TERRES PROMISES

14 juin 2025

Roman de

Bénédicte DUPRÉ LA TOUR

Édité chez

Du Panseur

Date de sortie
22 août 2024
Genre
Western
Pays de l'auteur
France
Avis

Il est bon parfois de quitter sa zone de confort et se risquer à lire de temps en temps quelque chose de différent. L’occasion découvrir une maison d’édition qu’on a peu fréquenté jusqu’ici , ou un auteur qui vous livre son premier travail.

S’il peut arriver que l’on en sorte déçu, parfois la magie opère et vous voilà embarqué et séduit par un écrivain qui ne demande qu’à vous faire découvrir son univers.

@mike-fox

Terres Promises, premier roman de Bénédicte Dupré la Tour, fait partie de ces textes qui bousculent les codes d’un genre que l’on croyait figé.

Loin des westerns codifiés, loin du pittoresque folklorique des grands espaces, elle nous offre un récit choral qui dépouille la conquête de l’Ouest de ses oripeaux héroïques pour mieux en révéler la fange. Celle des corps épuisés, des esprits broyés et des illusions piétinées.

Dans une construction maîtrisée où se succèdent sept récits et six lettres, l’autrice donne voix à des figures marginales, souvent réduites au silence dans l’imaginaire collectif.

Prostituée, orpailleur solitaire, pisteur indigène, infirmière au bord de la folie, jeune femme exploitée par un père tout-puissant… chaque protagoniste incarne une facette du drame collectif qui se joue en toile de fond , celui de la violence fondatrice de cette Amérique en devenir.

Et en filigrane, une huitième voix, celle d’Eliott Burns, condamné à mort, qui tisse par ses lettres un fil rouge tragique et bouleversant, entre reproches, amour et aveux, apportant à l’ensemble une tension sourde, presque incantatoire.

Dupré la Tour ne se contente pas d’enchaîner des portraits. Elle compose une fresque, où les récits se répondent, s’imbriquent subtilement, et gagnent en intensité à mesure que les destins se dévoilent.

Les personnages se croisent, parfois brièvement, parfois de manière plus conséquente, mais jamais gratuitement. Chaque histoire, pourtant autonome, vient nourrir la suivante, et c’est dans cette architecture spiralaire que le texte puise sa puissance.

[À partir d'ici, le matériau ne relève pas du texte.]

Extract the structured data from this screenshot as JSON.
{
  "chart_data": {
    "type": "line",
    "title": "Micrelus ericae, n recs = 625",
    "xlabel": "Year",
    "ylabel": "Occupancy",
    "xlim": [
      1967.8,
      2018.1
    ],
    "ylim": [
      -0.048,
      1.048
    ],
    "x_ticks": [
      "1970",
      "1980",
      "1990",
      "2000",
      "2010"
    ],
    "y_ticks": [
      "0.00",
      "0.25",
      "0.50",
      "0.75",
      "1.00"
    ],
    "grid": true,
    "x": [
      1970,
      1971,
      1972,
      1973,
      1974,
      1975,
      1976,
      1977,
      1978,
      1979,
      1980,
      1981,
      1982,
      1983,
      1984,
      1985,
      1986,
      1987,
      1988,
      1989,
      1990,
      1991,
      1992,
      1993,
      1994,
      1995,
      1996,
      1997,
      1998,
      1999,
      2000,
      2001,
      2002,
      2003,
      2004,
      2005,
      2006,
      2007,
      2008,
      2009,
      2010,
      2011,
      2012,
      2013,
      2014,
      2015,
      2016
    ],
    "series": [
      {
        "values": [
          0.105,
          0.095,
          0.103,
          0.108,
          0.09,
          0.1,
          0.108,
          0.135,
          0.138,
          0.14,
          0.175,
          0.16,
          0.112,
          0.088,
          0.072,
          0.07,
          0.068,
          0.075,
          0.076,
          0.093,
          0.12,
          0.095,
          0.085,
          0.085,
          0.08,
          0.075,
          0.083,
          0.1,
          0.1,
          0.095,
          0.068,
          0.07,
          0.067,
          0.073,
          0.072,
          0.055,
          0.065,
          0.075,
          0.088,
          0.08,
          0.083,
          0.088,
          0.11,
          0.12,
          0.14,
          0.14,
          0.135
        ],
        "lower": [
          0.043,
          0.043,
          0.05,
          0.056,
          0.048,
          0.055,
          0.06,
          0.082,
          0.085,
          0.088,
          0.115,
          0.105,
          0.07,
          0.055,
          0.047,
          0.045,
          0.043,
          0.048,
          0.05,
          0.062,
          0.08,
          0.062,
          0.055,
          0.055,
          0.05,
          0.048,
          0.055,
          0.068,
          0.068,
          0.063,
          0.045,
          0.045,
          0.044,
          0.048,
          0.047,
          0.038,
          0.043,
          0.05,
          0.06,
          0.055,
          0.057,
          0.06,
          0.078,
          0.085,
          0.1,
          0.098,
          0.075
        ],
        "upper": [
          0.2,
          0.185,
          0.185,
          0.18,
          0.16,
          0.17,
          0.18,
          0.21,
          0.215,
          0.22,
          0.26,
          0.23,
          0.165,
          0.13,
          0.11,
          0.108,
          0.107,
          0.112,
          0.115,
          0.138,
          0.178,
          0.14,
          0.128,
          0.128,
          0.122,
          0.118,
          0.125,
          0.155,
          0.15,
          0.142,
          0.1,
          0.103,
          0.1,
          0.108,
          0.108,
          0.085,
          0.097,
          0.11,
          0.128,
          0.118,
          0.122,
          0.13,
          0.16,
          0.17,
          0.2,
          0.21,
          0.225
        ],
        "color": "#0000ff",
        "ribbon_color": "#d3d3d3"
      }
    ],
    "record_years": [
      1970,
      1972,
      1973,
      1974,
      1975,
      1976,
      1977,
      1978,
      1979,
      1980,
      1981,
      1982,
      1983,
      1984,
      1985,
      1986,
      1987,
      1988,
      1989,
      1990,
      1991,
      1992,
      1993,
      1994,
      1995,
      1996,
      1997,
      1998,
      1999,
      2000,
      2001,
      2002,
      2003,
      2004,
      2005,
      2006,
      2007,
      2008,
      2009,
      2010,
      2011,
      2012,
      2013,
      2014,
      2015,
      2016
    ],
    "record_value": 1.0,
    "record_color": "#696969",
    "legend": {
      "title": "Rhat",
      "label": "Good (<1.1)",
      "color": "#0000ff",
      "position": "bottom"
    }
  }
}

Ce n’est pas une galerie de destins épars, c’est un monde en ruine où chaque brique est solidaire des autres.Il n’est plus question ici de cow-boys ou d’Indiens, de saloons ou de duels au soleil, mais de vachers, d’indigènes, de tripots.

Une volonté manifeste d’en finir avec les stéréotypes pour révéler une vérité plus âpre, plus universelle. La ruée vers l’or, moteur du récit, n’est ici qu’un prétexte.

Ce qui est en jeu, c’est l’avidité humaine, la façon dont le rêve de liberté se transforme en cauchemar d’asservissement.

@drei-kubik

Le western est par essence un monde d’hommes. Dans «  Terres promises », Bénédicte Dupré la Tour place les femmes au cœur de son roman.

Eleanor, la prostituée qui tente de reprendre le contrôle de son corps, Kinta, l’indigène qui s’émancipe de son clan ,Rebecca, la jeune pionnière brisée par les traditions patriarcales… Toutes expriment, à leur manière, les multiples formes de violence exercées sur les femmes qu’elles soient physiques, sexuelles, ou sociales.

Mais ces femmes sont aussi des résistantes, même lorsque leur révolte échoue. Elles cherchent à se tenir debout, coûte que coûte, dans un monde qui ne leur laisse guère d’espace pour exister.

Bénédicte Dupré la Tour sait user de la métaphore pour dire l’indicible, sans jamais en atténuer la douleur.

L’auteur à cette capacité à décrire la violence sans fard, tout en lui conférant une profondeur presque mystique.

En reléguant au second plan les conquérants pour se concentrer sur les éclopés, les asservis, les laissés-pour-compte, Bénédicte Dupré la Tour renverse le regard.

Elle porte la lumière sur cette frange d’humanité cabossée, piégée dans ses contradictions, mais vibrante.

Finalement, ces “terres promises” ne le sont pour personne. Le rêve s’effondre sous le poids des désillusions, des conquêtes sanglantes et des corps mutilés.

Mais de ce désastre émerge une voix littéraire singulière, qui mérite pleinement l’attention.

Ce premier roman percute le lecteur, le dérange, le pousse à repenser ce que l’on croyait savoir. Il faut oser s’y aventurer.

Car même dans la boue, même dans l’ombre, il arrive qu’un éclat surgisse. Et Terres Promises en est un.